Publications

Carbon Capture and Storage (CCS) Subsurface Modeling for Risk Identification

Proceedings Title : Proc. Indon. Petrol. Assoc., 47th Ann. Conv., 2023

More countries are making commitments to attain net zero emissions in the coming decades hoping to limit the global temperature rise. Carbon Capture and Storage (CCS) will play a crucial role in the transition to net zero on energy-related carbon dioxide emissions. It is thus necessary to keep evolving our knowledge and developing innovative technologies to enhance efficiency and reduce risks. When CO2 is injected in geological formations, due to complex procedure involved and full Thermo-Hydro-Mechanical-Chemical (THMC) interaction at downhole condition, the risk on safety, formation integrity and injection efficiency is significant. Residual risks such as leakage continue after injection stops; hence it is necessary to assess the risks in both short and long terms.

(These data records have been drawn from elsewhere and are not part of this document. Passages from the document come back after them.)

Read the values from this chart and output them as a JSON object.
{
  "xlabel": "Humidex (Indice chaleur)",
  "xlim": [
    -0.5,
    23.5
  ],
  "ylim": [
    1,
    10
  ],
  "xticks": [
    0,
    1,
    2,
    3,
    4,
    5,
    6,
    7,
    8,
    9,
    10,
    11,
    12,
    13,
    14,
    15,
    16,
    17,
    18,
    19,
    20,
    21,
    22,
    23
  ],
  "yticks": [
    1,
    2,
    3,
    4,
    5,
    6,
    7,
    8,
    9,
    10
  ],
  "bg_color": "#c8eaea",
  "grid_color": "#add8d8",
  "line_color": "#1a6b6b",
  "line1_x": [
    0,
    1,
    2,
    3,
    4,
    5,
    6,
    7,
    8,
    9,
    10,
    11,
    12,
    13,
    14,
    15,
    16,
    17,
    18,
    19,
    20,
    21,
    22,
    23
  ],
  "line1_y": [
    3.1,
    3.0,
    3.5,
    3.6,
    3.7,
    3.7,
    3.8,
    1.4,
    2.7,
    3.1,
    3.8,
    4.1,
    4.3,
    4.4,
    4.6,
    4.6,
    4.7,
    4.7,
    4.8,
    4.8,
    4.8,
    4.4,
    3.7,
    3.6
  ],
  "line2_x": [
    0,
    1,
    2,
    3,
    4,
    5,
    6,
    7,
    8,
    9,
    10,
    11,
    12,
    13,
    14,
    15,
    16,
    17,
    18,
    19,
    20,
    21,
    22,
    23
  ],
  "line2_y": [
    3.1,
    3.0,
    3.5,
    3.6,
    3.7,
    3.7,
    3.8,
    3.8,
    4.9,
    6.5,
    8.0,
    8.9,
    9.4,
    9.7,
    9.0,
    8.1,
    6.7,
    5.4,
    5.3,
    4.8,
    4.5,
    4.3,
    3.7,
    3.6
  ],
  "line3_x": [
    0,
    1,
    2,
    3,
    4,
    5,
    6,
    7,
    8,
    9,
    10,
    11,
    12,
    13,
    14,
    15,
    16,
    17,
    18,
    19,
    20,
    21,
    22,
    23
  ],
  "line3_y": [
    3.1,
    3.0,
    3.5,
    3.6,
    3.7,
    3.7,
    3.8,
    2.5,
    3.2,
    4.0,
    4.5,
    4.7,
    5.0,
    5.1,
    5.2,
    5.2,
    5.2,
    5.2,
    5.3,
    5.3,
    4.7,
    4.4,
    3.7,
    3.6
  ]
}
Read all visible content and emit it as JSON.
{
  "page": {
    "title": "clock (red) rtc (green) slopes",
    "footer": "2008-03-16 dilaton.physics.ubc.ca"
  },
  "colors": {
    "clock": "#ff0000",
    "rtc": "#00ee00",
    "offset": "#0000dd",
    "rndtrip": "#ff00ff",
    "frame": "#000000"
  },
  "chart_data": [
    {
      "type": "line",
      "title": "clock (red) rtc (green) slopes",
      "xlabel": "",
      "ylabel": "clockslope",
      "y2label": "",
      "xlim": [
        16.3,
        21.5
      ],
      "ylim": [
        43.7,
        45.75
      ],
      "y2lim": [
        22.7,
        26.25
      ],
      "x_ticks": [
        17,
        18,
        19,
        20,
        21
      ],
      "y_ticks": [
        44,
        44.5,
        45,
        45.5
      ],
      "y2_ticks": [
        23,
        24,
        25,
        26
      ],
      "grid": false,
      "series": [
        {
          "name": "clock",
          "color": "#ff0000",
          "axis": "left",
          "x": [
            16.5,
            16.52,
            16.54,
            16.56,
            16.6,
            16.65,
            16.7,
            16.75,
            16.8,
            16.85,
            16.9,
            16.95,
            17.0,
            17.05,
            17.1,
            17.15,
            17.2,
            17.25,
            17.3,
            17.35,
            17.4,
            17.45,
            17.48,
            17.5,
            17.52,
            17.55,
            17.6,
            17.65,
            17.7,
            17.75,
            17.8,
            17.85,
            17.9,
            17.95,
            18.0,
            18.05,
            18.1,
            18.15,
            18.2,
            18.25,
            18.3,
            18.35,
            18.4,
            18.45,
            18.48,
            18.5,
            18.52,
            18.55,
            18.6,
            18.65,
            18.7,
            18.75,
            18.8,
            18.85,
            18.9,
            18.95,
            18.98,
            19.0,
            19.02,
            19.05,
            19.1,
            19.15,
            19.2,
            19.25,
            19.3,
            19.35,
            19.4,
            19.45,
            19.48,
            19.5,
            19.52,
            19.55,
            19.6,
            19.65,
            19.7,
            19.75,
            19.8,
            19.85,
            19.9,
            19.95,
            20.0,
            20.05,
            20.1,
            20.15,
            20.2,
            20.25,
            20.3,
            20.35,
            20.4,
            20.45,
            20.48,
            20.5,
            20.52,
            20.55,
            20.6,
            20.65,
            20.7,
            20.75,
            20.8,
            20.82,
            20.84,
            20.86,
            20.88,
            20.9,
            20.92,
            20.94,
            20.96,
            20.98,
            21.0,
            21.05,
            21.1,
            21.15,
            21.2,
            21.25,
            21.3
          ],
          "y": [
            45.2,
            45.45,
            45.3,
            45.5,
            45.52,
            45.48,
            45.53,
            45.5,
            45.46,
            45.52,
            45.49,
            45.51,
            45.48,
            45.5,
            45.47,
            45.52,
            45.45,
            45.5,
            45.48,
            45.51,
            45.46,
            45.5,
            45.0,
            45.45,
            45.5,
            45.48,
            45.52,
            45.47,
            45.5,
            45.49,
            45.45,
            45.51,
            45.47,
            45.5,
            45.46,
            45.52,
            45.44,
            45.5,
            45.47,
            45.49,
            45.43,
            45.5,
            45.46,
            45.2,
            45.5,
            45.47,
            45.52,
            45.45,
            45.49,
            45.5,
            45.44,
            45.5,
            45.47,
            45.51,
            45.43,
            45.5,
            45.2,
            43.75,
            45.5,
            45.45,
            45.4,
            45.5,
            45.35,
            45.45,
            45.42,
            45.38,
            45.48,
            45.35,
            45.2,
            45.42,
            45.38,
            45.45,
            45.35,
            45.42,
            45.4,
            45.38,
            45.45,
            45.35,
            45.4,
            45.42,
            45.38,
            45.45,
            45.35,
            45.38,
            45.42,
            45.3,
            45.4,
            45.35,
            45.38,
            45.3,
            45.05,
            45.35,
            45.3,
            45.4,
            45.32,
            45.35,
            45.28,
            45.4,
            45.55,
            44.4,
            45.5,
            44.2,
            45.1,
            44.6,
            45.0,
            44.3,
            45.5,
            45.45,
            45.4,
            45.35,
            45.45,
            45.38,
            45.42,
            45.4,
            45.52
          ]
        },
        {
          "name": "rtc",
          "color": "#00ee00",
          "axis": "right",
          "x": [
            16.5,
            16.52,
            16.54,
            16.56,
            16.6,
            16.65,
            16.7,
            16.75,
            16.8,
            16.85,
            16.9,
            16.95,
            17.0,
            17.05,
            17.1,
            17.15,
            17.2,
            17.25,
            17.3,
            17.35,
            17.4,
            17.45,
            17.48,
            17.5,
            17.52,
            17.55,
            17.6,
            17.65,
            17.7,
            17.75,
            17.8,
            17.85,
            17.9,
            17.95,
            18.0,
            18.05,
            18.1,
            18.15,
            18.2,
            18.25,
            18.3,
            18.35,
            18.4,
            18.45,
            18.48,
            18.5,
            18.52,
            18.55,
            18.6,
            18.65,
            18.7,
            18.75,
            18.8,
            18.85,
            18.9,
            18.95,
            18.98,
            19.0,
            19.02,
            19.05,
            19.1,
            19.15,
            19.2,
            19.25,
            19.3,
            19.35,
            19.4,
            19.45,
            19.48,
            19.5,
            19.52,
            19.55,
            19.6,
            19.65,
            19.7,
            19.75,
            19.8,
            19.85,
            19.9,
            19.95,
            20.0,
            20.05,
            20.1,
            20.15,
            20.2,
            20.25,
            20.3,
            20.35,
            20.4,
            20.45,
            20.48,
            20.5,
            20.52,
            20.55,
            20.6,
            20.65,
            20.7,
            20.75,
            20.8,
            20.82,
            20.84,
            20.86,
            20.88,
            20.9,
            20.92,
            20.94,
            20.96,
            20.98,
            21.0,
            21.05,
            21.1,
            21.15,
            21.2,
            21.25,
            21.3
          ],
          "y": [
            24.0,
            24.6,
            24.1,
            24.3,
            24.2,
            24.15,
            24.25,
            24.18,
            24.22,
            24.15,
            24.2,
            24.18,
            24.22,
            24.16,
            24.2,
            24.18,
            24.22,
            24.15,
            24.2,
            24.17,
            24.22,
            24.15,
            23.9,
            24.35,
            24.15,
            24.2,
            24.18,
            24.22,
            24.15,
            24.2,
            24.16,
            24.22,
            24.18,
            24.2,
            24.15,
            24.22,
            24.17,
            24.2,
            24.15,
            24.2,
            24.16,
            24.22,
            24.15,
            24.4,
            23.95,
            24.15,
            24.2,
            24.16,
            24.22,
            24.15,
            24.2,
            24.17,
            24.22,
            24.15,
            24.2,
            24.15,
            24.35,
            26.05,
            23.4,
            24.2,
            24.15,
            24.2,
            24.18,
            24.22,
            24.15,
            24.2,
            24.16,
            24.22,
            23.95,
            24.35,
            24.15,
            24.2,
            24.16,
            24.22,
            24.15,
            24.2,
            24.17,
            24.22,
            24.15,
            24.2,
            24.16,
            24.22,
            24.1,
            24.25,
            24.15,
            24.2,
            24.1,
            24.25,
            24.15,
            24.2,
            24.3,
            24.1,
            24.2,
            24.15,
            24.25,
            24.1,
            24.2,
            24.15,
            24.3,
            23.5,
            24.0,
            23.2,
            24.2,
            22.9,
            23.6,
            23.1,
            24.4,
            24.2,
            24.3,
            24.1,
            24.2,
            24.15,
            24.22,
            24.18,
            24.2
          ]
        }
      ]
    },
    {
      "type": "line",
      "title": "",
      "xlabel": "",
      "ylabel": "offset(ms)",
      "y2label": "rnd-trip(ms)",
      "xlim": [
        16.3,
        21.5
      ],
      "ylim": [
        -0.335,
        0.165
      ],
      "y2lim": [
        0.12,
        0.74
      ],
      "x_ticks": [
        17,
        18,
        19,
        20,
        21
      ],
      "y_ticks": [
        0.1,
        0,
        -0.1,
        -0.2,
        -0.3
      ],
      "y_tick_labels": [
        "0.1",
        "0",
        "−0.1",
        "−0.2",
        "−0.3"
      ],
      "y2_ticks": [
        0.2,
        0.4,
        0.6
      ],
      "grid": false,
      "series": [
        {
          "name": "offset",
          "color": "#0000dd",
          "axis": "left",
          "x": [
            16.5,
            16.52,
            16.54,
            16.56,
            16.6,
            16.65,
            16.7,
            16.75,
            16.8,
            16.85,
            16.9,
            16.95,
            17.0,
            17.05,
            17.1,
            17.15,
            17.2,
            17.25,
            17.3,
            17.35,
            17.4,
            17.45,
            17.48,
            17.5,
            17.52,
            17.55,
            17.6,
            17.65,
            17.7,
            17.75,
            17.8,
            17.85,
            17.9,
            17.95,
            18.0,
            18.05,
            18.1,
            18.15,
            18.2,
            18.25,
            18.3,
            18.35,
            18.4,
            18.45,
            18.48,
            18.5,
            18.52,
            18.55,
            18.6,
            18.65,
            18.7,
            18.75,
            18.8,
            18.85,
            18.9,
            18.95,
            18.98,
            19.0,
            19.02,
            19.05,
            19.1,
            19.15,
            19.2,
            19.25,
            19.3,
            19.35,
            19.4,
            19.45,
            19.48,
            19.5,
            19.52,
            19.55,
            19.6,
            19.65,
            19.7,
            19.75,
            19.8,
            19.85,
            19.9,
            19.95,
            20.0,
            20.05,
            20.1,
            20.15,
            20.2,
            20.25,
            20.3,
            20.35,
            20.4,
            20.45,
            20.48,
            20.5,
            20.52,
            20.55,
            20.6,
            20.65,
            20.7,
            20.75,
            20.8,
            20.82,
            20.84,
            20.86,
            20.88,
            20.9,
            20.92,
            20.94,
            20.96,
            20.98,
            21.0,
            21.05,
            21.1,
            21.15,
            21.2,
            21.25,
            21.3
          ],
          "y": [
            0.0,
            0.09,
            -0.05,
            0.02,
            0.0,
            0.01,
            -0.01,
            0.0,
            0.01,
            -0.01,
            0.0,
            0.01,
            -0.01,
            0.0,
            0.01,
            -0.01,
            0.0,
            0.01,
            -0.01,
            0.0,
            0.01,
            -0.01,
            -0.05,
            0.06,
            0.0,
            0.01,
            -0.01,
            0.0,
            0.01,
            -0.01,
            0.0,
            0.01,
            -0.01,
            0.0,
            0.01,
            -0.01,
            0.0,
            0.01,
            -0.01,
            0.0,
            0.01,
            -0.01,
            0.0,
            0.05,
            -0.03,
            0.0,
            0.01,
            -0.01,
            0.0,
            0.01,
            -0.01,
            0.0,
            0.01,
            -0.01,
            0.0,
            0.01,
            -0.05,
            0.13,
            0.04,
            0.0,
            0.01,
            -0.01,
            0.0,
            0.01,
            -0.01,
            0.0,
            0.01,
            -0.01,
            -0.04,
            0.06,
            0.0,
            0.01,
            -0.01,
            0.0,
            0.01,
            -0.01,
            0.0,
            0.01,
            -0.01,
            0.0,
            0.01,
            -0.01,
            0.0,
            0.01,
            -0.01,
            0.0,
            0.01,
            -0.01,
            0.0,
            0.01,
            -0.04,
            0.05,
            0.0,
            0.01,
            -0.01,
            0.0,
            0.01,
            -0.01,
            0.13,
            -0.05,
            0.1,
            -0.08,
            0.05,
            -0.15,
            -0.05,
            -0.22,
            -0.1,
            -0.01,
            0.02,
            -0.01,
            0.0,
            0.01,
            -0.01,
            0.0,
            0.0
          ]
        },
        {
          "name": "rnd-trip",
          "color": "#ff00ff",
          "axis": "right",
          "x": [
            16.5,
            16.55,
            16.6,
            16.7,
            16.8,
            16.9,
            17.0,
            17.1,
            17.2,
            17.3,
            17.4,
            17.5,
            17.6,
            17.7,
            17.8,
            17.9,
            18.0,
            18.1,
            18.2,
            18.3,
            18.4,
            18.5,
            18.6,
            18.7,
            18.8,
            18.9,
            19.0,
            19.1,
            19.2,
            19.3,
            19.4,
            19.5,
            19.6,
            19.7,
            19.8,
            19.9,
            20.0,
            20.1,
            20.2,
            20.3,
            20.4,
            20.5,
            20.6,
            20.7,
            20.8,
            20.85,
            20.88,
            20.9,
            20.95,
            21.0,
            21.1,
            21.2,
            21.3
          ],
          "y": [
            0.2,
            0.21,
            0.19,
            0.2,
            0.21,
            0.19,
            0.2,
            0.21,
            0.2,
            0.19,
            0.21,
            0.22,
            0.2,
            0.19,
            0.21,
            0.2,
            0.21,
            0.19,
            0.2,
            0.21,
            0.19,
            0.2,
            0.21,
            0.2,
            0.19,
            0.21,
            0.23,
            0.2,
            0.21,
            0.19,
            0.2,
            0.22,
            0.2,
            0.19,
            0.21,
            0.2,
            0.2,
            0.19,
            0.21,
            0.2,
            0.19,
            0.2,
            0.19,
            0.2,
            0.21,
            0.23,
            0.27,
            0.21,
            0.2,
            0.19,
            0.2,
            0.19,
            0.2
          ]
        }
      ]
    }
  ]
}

Digital technologies integrating multi-disciplines such as seismic, geology, petrophysics, fluid-flow, chemistry and geomechanics enables to identify the risks and suggest mitigation prior to happening. This study demonstrates the importance of coupling THMC processes in successfully modelling of CO2 storage into a depleted oil field, while reservoir storage capacity, cap-rock integrity, fault stability assessment and well integrity were analyzed. A 3D Mechanical Earth Model (3D MEM) was built to represent pre-injection pressure, temperature, and stress condition of a sandstone reservoir. Supercritical CO2 was injected for 20 years into the reservoir from six wells. Coupled fluid-flow and geomechanics interaction with time (4D MEM) was performed through dynamic fluid flow and geomechanics simulators. Simulated stresses, strain, and displacement at 10 timesteps at 2 years interval were analyzed to assess maximum storage capacity without causing failure to the caprock and reactivating the faults. In addition, maximum ground heave was also calculated which can be a useful information for planning platform and well trajectory. Results obtained from the study indicate that there is a possibility of reactivating some of the faults if injection rated exceed 90000 sm3/day. Also, temperature of the injected CO2 showed noticeable effect on the stability of both caprock and fault. While a lower temperature of injected CO2 is good for the stability of caprock, it makes the faults more susceptible to reactivation.